By electron microscopy (Figure 1), myelin is the spiral extension of a glial plasma membrane

that is visualized by electron-dense 'major dense lines' (MDL) and 'intraperiod lines' (IPL) at

the compacted intracellular and extracellular membrane surfaces, respectively. However,

myelin also comprises a continuous network of uncompacted cytosolic compartments, such

as the innermost (adaxonal) and outermost (abaxonal) layers, which are radially connected by

Schmidt-Lanterman incisures (in the PNS) and the paranodal loops (Arroyo & Scherer 2000,

Bunge 1968, Hildebrand et al 1994, Hildebrand et al 1993, Nave 2010). Visualizing the

morphogenesis of myelin has been a challenge but has greatly progressed with the recent

application of new imaging techniques.

Establishing glia-axon contact, process polarization, and myelin expansion

Unlike their small proliferative precursor cells, committed oligodendrocyte progenitors (OPC)

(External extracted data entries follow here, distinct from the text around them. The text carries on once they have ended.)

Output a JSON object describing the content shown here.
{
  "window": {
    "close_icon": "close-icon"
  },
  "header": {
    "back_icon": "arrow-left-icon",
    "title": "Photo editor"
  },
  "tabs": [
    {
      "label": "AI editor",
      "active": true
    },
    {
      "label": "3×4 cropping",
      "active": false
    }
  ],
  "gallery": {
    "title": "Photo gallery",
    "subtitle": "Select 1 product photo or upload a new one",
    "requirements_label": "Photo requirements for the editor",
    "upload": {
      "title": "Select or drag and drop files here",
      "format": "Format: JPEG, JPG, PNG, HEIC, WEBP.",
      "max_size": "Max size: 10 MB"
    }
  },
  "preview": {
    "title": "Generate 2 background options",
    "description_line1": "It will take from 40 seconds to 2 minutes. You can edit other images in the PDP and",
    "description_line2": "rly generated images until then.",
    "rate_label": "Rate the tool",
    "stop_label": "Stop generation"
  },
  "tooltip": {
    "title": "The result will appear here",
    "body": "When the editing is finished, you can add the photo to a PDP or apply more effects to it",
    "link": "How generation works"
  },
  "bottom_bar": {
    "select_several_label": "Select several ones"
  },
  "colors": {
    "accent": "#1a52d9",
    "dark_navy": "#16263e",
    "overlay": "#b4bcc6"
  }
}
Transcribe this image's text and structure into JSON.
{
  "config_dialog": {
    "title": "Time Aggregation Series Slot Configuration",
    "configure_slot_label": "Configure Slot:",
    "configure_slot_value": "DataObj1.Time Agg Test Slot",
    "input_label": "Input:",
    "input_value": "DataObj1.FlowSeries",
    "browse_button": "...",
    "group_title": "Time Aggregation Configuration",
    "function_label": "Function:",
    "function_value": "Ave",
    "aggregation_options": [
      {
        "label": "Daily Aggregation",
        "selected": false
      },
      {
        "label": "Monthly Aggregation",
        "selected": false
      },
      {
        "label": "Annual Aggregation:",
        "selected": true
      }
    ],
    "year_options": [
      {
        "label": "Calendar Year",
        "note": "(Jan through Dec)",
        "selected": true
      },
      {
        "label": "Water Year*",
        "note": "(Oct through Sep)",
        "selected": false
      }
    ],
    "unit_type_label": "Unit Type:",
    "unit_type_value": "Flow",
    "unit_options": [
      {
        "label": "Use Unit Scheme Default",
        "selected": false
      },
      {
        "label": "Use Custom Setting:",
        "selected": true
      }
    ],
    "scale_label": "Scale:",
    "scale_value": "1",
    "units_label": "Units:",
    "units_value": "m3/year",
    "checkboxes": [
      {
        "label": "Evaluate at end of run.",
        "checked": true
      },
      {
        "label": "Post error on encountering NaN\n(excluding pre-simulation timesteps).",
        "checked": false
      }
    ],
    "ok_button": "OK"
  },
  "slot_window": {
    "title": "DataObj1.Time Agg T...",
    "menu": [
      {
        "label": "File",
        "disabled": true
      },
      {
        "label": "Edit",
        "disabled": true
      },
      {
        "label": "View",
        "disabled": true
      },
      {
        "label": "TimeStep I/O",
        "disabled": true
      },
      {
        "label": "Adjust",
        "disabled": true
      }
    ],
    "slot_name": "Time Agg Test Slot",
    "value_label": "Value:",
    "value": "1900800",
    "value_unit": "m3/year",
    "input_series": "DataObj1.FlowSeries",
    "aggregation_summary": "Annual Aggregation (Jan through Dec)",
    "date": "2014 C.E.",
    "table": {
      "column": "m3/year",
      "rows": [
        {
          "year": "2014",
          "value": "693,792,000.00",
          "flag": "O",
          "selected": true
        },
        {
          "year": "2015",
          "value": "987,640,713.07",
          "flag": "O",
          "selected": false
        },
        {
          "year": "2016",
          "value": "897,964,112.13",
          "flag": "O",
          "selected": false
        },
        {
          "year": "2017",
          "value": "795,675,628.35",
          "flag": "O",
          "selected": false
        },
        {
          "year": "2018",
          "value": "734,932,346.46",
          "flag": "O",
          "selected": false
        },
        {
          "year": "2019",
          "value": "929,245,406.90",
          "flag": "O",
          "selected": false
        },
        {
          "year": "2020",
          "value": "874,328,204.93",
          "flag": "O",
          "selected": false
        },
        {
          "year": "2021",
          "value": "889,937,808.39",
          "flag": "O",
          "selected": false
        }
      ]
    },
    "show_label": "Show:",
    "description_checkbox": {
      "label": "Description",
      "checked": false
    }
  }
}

are multipolar cells, the function of which is not completely understood. OPC remain motile and

can migrate in the CNS, thereby 'tiling' the brain. Their processes do not intermingle but rather

extend and retract like filopodia (Kirby et al 2006) (Figure 2) with a dynamics that is

maintained in adult OPC (Biname et al 2013, Hughes et al 2013, Young et al 2013). Upon first

contact with an axonal membrane, the tip of the OPC process is either retracted or stabilized. If

stabilized, a specialized membrane domain for continued axon-glial communication is formed,

although it is unclear which (if any) of the glial adhesion proteins stabilize these contacts.

The initial contact induces a number of molecular rearrangements in the future myelinating

cell (Figure 2), including the association of the tyrosine-kinase fyn with lipid-rich membrane

microdomains (Czopka et al 2013, Krämer-Albers & White 2011), the suppression of RhoA-

activity (Baer et al 2009), and the local enrichment of phosphoinositides in the glial

membrane, i.e. phosphatidylinositol-4,5-bisphosphate (PIP2) and phosphatidylinositol-3,4,5-

trisphosphate (PIP3) (Goebbels et al 2010, Goebbels et al 2012, Snaidero et al 2014).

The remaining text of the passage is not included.